Cetak Saintis Muda, MA Al Falah Jatilawang Perkuat Literasi Sains Lewat Praktikum Hukum Mendel

Oleh MA AL FALAH JATILAWANG
SHARE

Banyumas – Laboratorium Biologi MA Al Falah Jatilawang mendadak riuh dengan aktivitas ilmiah. Peserta didik kelas XII 2 nampak antusias mempraktikkan simulasi Hukum Mendel sebagai upaya madrasah menghadirkan pembelajaran sains yang relevan dan mendalam. Selasa (03/02/26)

Praktikum ini dirancang khusus untuk menjembatani teori genetika yang kompleks dengan realitas ilmiah melalui pembuktian Hukum Mendel I (Segregasi) dan Hukum Mendel II (Asortasi Bebas).

Dalam kegiatan ini, siswa tidak hanya berkutat dengan catatan angka di atas kertas. Mereka menggunakan kancing genetika sebagai model genetik untuk menyimulasikan persilangan monohibrid (satu sifat beda) dan dihibrid (dua sifat beda).

Melalui manipulasi model fisik ini, konsep probabilitas genetik yang abstrak berubah menjadi visualisasi yang konkret dan mudah dipahami. Di bawah bimbingan Ibu Upik, guru mata pelajaran Biologi, para siswa diajak mengikuti prosedur ilmiah yang ketat.

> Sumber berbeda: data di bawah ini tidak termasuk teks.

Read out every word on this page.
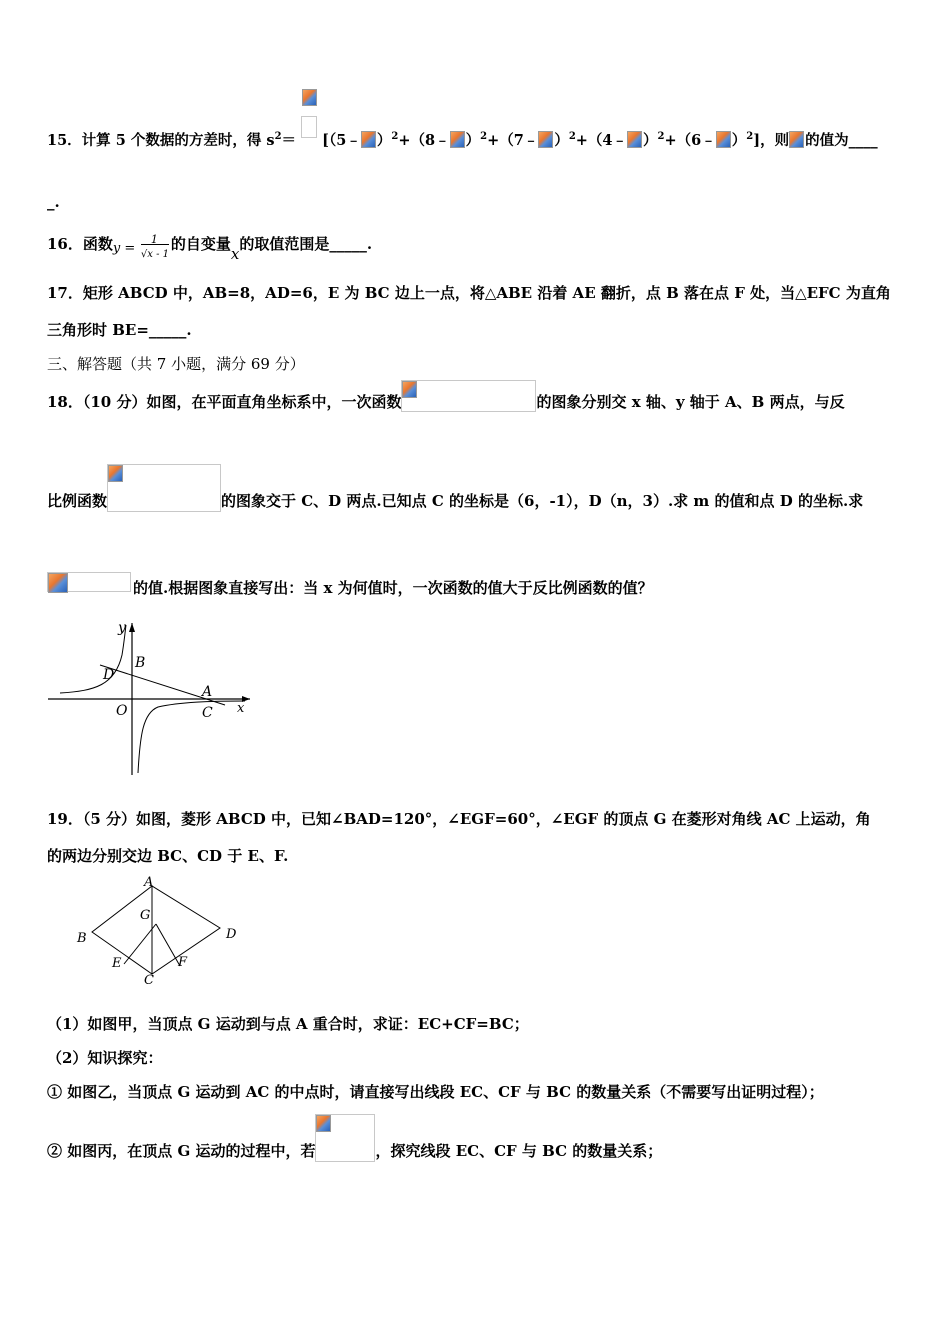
15．计算 5 个数据的方差时，得 $s^2=$ [（5﹣ ）$^2$+（8﹣ ）$^2$+（7﹣ ）$^2$+（4﹣ ）$^2$+（6﹣ ）$^2$]，则 的值为____
_.
16．函数 y =
1
√x - 1
的自变量x的取值范围是_____.
17．矩形 ABCD 中，AB=8，AD=6，E 为 BC 边上一点，将△ABE 沿着 AE 翻折，点 B 落在点 F 处，当△EFC 为直角
三角形时 BE=_____.
三、解答题（共 7 小题，满分 69 分）
18．（10 分）如图，在平面直角坐标系中，一次函数	的图象分别交 x 轴、y 轴于 A、B 两点，与反
比例函数	的图象交于 C、D 两点.已知点 C 的坐标是（6，-1），D（n，3）.求 m 的值和点 D 的坐标.求
的值.根据图象直接写出：当 x 为何值时，一次函数的值大于反比例函数的值？
y
B
D
A
O	C x
19．（5 分）如图，菱形 ABCD 中，已知∠BAD=120°，∠EGF=60°，∠EGF 的顶点 G 在菱形对角线 AC 上运动，角
的两边分别交边 BC、CD 于 E、F.
A
G
B	D
E
C
F
（1）如图甲，当顶点 G 运动到与点 A 重合时，求证：EC+CF=BC；
（2）知识探究：
① 如图乙，当顶点 G 运动到 AC 的中点时，请直接写出线段 EC、CF 与 BC 的数量关系（不需要写出证明过程）；
② 如图丙，在顶点 G 运动的过程中，若	，探究线段 EC、CF 与 BC 的数量关系；
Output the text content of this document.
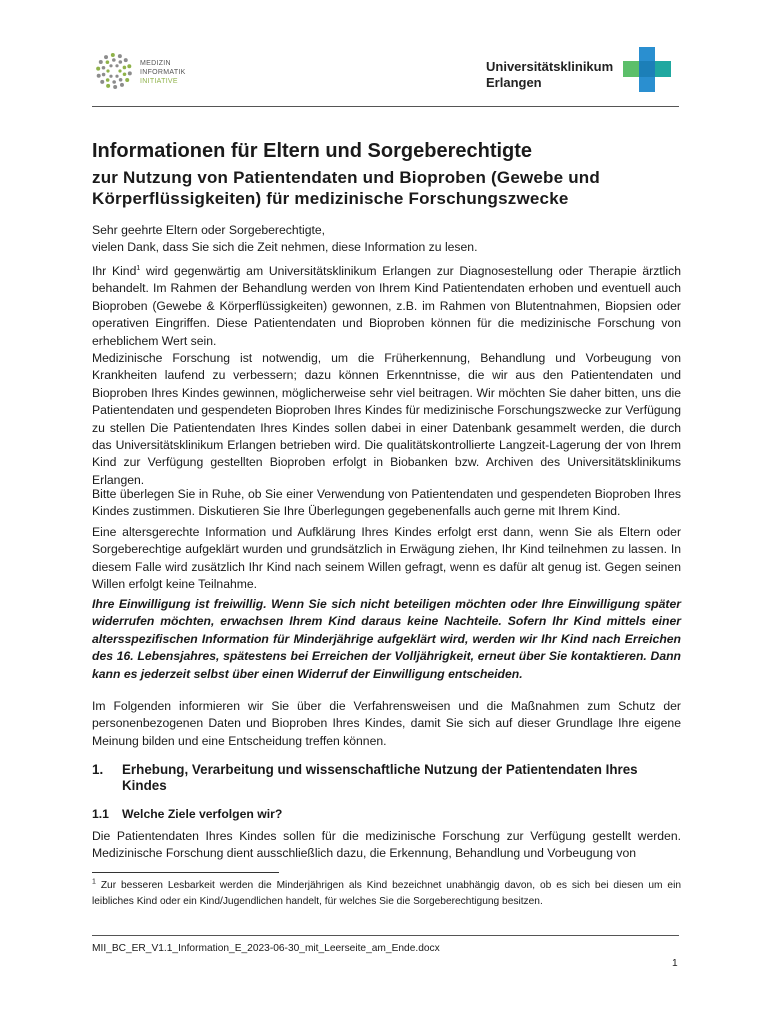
MEDIZIN
INFORMATIK
INITIATIVE
Universitätsklinikum
Erlangen
Informationen für Eltern und Sorgeberechtigte
zur Nutzung von Patientendaten und Bioproben (Gewebe und Körperflüssigkeiten) für medizinische Forschungszwecke
Sehr geehrte Eltern oder Sorgeberechtigte,
vielen Dank, dass Sie sich die Zeit nehmen, diese Information zu lesen.

Ihr Kind$^1$ wird gegenwärtig am Universitätsklinikum Erlangen zur Diagnosestellung oder Therapie ärztlich behandelt. Im Rahmen der Behandlung werden von Ihrem Kind Patientendaten erhoben und eventuell auch Bioproben (Gewebe & Körperflüssigkeiten) gewonnen, z.B. im Rahmen von Blutentnahmen, Biopsien oder operativen Eingriffen. Diese Patientendaten und Bioproben können für die medizinische Forschung von erheblichem Wert sein.

Medizinische Forschung ist notwendig, um die Früherkennung, Behandlung und Vorbeugung von Krankheiten laufend zu verbessern; dazu können Erkenntnisse, die wir aus den Patientendaten und Bioproben Ihres Kindes gewinnen, möglicherweise sehr viel beitragen. Wir möchten Sie daher bitten, uns die Patientendaten und gespendeten Bioproben Ihres Kindes für medizinische Forschungszwecke zur Verfügung zu stellen Die Patientendaten Ihres Kindes sollen dabei in einer Datenbank gesammelt werden, die durch das Universitätsklinikum Erlangen betrieben wird. Die qualitätskontrollierte Langzeit-Lagerung der von Ihrem Kind zur Verfügung gestellten Bioproben erfolgt in Biobanken bzw. Archiven des Universitätsklinikums Erlangen.

Bitte überlegen Sie in Ruhe, ob Sie einer Verwendung von Patientendaten und gespendeten Bioproben Ihres Kindes zustimmen. Diskutieren Sie Ihre Überlegungen gegebenenfalls auch gerne mit Ihrem Kind.

Eine altersgerechte Information und Aufklärung Ihres Kindes erfolgt erst dann, wenn Sie als Eltern oder Sorgeberechtige aufgeklärt wurden und grundsätzlich in Erwägung ziehen, Ihr Kind teilnehmen zu lassen. In diesem Falle wird zusätzlich Ihr Kind nach seinem Willen gefragt, wenn es dafür alt genug ist. Gegen seinen Willen erfolgt keine Teilnahme.

Ihre Einwilligung ist freiwillig. Wenn Sie sich nicht beteiligen möchten oder Ihre Einwilligung später widerrufen möchten, erwachsen Ihrem Kind daraus keine Nachteile. Sofern Ihr Kind mittels einer altersspezifischen Information für Minderjährige aufgeklärt wird, werden wir Ihr Kind nach Erreichen des 16. Lebensjahres, spätestens bei Erreichen der Volljährigkeit, erneut über Sie kontaktieren. Dann kann es jederzeit selbst über einen Widerruf der Einwilligung entscheiden.

Im Folgenden informieren wir Sie über die Verfahrensweisen und die Maßnahmen zum Schutz der personenbezogenen Daten und Bioproben Ihres Kindes, damit Sie sich auf dieser Grundlage Ihre eigene Meinung bilden und eine Entscheidung treffen können.

1. Erhebung, Verarbeitung und wissenschaftliche Nutzung der Patientendaten Ihres Kindes
1.1 Welche Ziele verfolgen wir?

Die Patientendaten Ihres Kindes sollen für die medizinische Forschung zur Verfügung gestellt werden. Medizinische Forschung dient ausschließlich dazu, die Erkennung, Behandlung und Vorbeugung von

$^1$ Zur besseren Lesbarkeit werden die Minderjährigen als Kind bezeichnet unabhängig davon, ob es sich bei diesen um ein leibliches Kind oder ein Kind/Jugendlichen handelt, für welches Sie die Sorgeberechtigung besitzen.

MII_BC_ER_V1.1_Information_E_2023-06-30_mit_Leerseite_am_Ende.docx
1
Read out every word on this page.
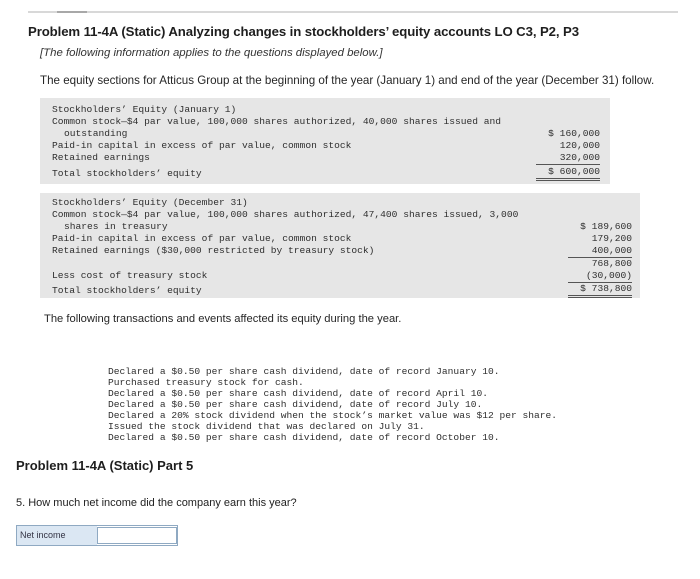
Problem 11-4A (Static) Analyzing changes in stockholders’ equity accounts LO C3, P2, P3
[The following information applies to the questions displayed below.]
The equity sections for Atticus Group at the beginning of the year (January 1) and end of the year (December 31) follow.
Stockholders’ Equity (January 1)
Common stock—$4 par value, 100,000 shares authorized, 40,000 shares issued and
outstanding	$ 160,000
Paid-in capital in excess of par value, common stock	120,000
Retained earnings	320,000
Total stockholders’ equity	$ 600,000
Stockholders’ Equity (December 31)
Common stock—$4 par value, 100,000 shares authorized, 47,400 shares issued, 3,000
shares in treasury	$ 189,600
Paid-in capital in excess of par value, common stock	179,200
Retained earnings ($30,000 restricted by treasury stock)	400,000
768,800
Less cost of treasury stock	(30,000)
Total stockholders’ equity	$ 738,800
The following transactions and events affected its equity during the year.

Declared a $0.50 per share cash dividend, date of record January 10.

Purchased treasury stock for cash.

Declared a $0.50 per share cash dividend, date of record April 10.

Declared a $0.50 per share cash dividend, date of record July 10.

Declared a 20% stock dividend when the stock’s market value was $12 per share.

Issued the stock dividend that was declared on July 31.

Declared a $0.50 per share cash dividend, date of record October 10.

Problem 11-4A (Static) Part 5
5. How much net income did the company earn this year?
Net income
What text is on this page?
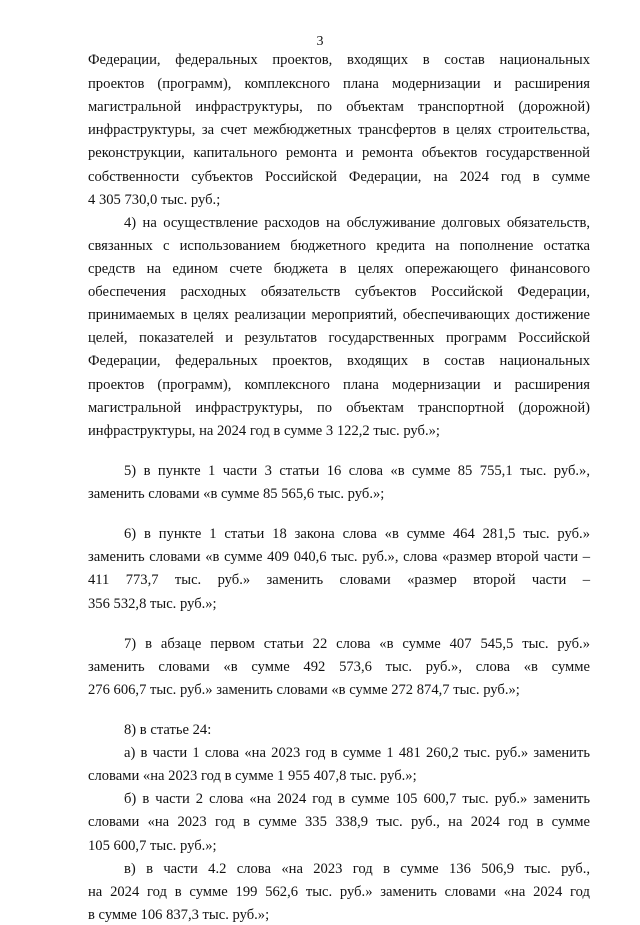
3
Федерации, федеральных проектов, входящих в состав национальных
проектов (программ), комплексного плана модернизации и расширения
магистральной инфраструктуры, по объектам транспортной (дорожной)
инфраструктуры, за счет межбюджетных трансфертов в целях строительства,
реконструкции, капитального ремонта и ремонта объектов государственной
собственности субъектов Российской Федерации, на 2024 год в сумме
4 305 730,0 тыс. руб.;
4) на осуществление расходов на обслуживание долговых обязательств,
связанных с использованием бюджетного кредита на пополнение остатка
средств на едином счете бюджета в целях опережающего финансового
обеспечения расходных обязательств субъектов Российской Федерации,
принимаемых в целях реализации мероприятий, обеспечивающих достижение
целей, показателей и результатов государственных программ Российской
Федерации, федеральных проектов, входящих в состав национальных
проектов (программ), комплексного плана модернизации и расширения
магистральной инфраструктуры, по объектам транспортной (дорожной)
инфраструктуры, на 2024 год в сумме 3 122,2 тыс. руб.»;
5) в пункте 1 части 3 статьи 16 слова «в сумме 85 755,1 тыс. руб.»,
заменить словами «в сумме 85 565,6 тыс. руб.»;
6) в пункте 1 статьи 18 закона слова «в сумме 464 281,5 тыс. руб.»
заменить словами «в сумме 409 040,6 тыс. руб.», слова «размер второй части –
411 773,7 тыс. руб.» заменить словами «размер второй части –
356 532,8 тыс. руб.»;
7) в абзаце первом статьи 22 слова «в сумме 407 545,5 тыс. руб.»
заменить словами «в сумме 492 573,6 тыс. руб.», слова «в сумме
276 606,7 тыс. руб.» заменить словами «в сумме 272 874,7 тыс. руб.»;
8) в статье 24:
а) в части 1 слова «на 2023 год в сумме 1 481 260,2 тыс. руб.» заменить
словами «на 2023 год в сумме 1 955 407,8 тыс. руб.»;
б) в части 2 слова «на 2024 год в сумме 105 600,7 тыс. руб.» заменить
словами «на 2023 год в сумме 335 338,9 тыс. руб., на 2024 год в сумме
105 600,7 тыс. руб.»;
в) в части 4.2 слова «на 2023 год в сумме 136 506,9 тыс. руб.,
на 2024 год в сумме 199 562,6 тыс. руб.» заменить словами «на 2024 год
в сумме 106 837,3 тыс. руб.»;
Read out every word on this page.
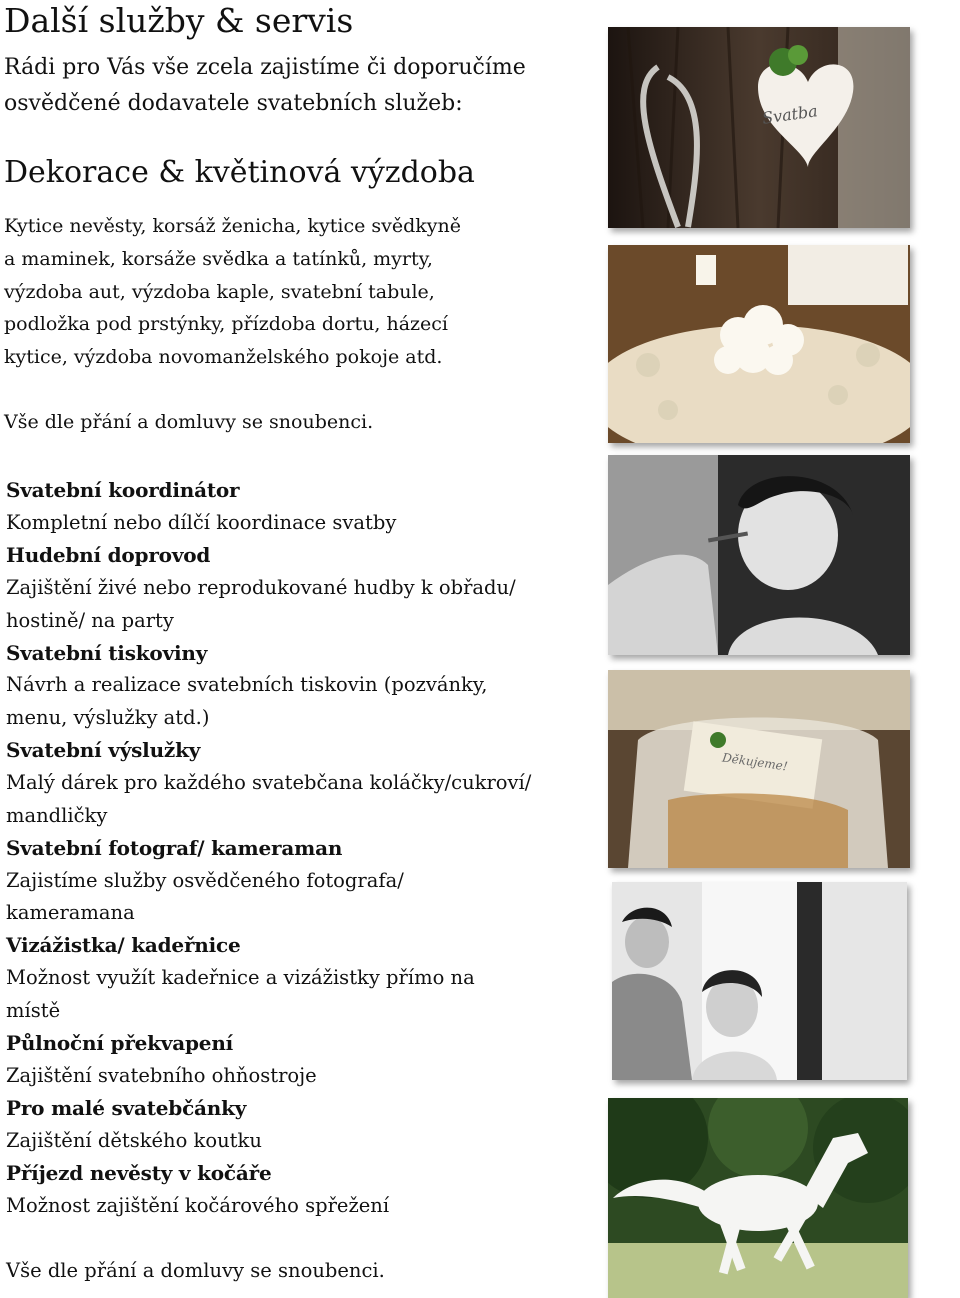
Další služby & servis

Rádi pro Vás vše zcela zajistíme či doporučíme

osvědčené dodavatele svatebních služeb:

Dekorace & květinová výzdoba

Kytice nevěsty, korsáž ženicha, kytice svědkyně

a maminek, korsáže svědka a tatínků, myrty,

výzdoba aut, výzdoba kaple, svatební tabule,

podložka pod prstýnky, přízdoba dortu, házecí

kytice, výzdoba novomanželského pokoje atd.

Vše dle přání a domluvy se snoubenci.

Svatební koordinátor

Kompletní nebo dílčí koordinace svatby

Hudební doprovod

Zajištění živé nebo reprodukované hudby k obřadu/

hostině/ na party

Svatební tiskoviny

Návrh a realizace svatebních tiskovin (pozvánky,

menu, výslužky atd.)

Svatební výslužky

Malý dárek pro každého svatebčana koláčky/cukroví/

mandličky

Svatební fotograf/ kameraman

Zajistíme služby osvědčeného fotografa/

kameramana

Vizážistka/ kadeřnice

Možnost využít kadeřnice a vizážistky přímo na

místě

Půlnoční překvapení

Zajištění svatebního ohňostroje

Pro malé svatebčánky

Zajištění dětského koutku

Příjezd nevěsty v kočáře

Možnost zajištění kočárového spřežení

Vše dle přání a domluvy se snoubenci.

Svatba
Děkujeme!
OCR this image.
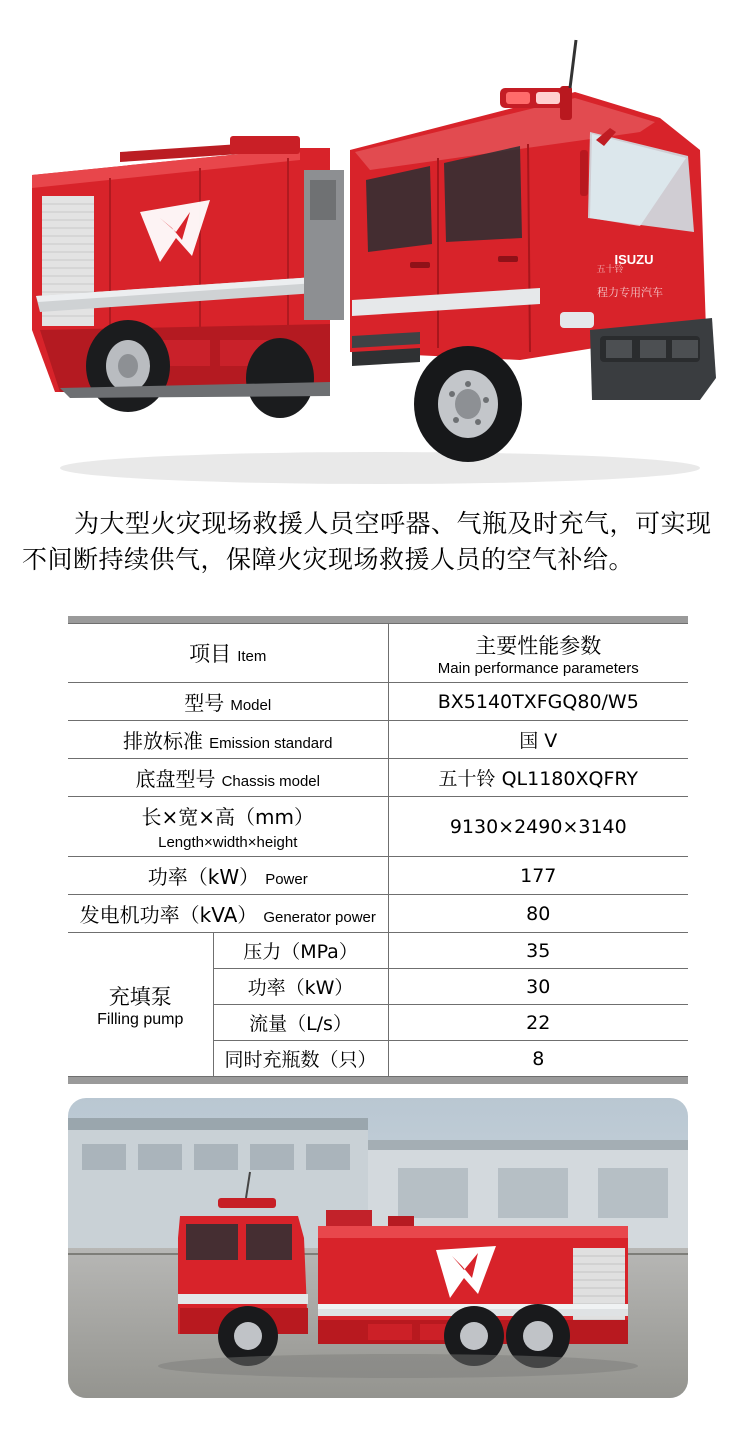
ISUZU
五十铃
程力专用汽车

为大型火灾现场救援人员空呼器、气瓶及时充气，可实现不间断持续供气，保障火灾现场救援人员的空气补给。

项目 Item		主要性能参数
Main performance parameters

型号 Model		BX5140TXFGQ80/W5
排放标准 Emission standard		国 V
底盘型号 Chassis model		五十铃 QL1180XQFRY
长×宽×高（mm） Length×width×height		9130×2490×3140
功率（kW） Power		177
发电机功率（kVA） Generator power		80

充填泵
Filling pump	压力（MPa）	35
	功率（kW）	30
	流量（L/s）	22
	同时充瓶数（只）	8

"Ketelitian adalah kunci dalam genetika. Di sini, siswa belajar bahwa perbedaan satu kancing saja dapat mengubah interpretasi hasil persilangan," ujar Ibu Upik saat mendampingi proses analisis data siswa.

Kepala MA Al Falah Jatilawang, Amir Mahmud, memberikan apresiasi tinggi terhadap jalannya praktikum ini. Menurutnya, praktikum adalah pilar utama dari implementasi pembelajaran bermutu di madrasah.

“Melalui praktikum, kita tidak hanya mentransfer ilmu, tetapi juga membentuk karakter ilmuwan: jujur dalam data, teliti dalam proses, dan bertanggung jawab atas kesimpulan,” tegas beliau.

Senada dengan hal tersebut, Wakil Kepala Madrasah Bidang Kurikulum, Ulfah, menjelaskan bahwa kurikulum saat ini menitikberatkan pada keseimbangan antara teori dan praktik agar siswa memiliki kompetensi yang utuh secara kontekstual.

Melalui penguatan literasi sains ini, MA Al Falah Jatilawang berharap para lulusannya tidak hanya unggul secara akademis, tetapi juga memiliki keterampilan teknis laboratorium yang mumpuni.

Sikap kritis dan ilmiah yang dipupuk melalui simulasi ini diharapkan menjadi bekal kuat bagi peserta didik untuk melanjutkan pendidikan ke jenjang yang lebih tinggi, terutama di bidang sains dan teknologi.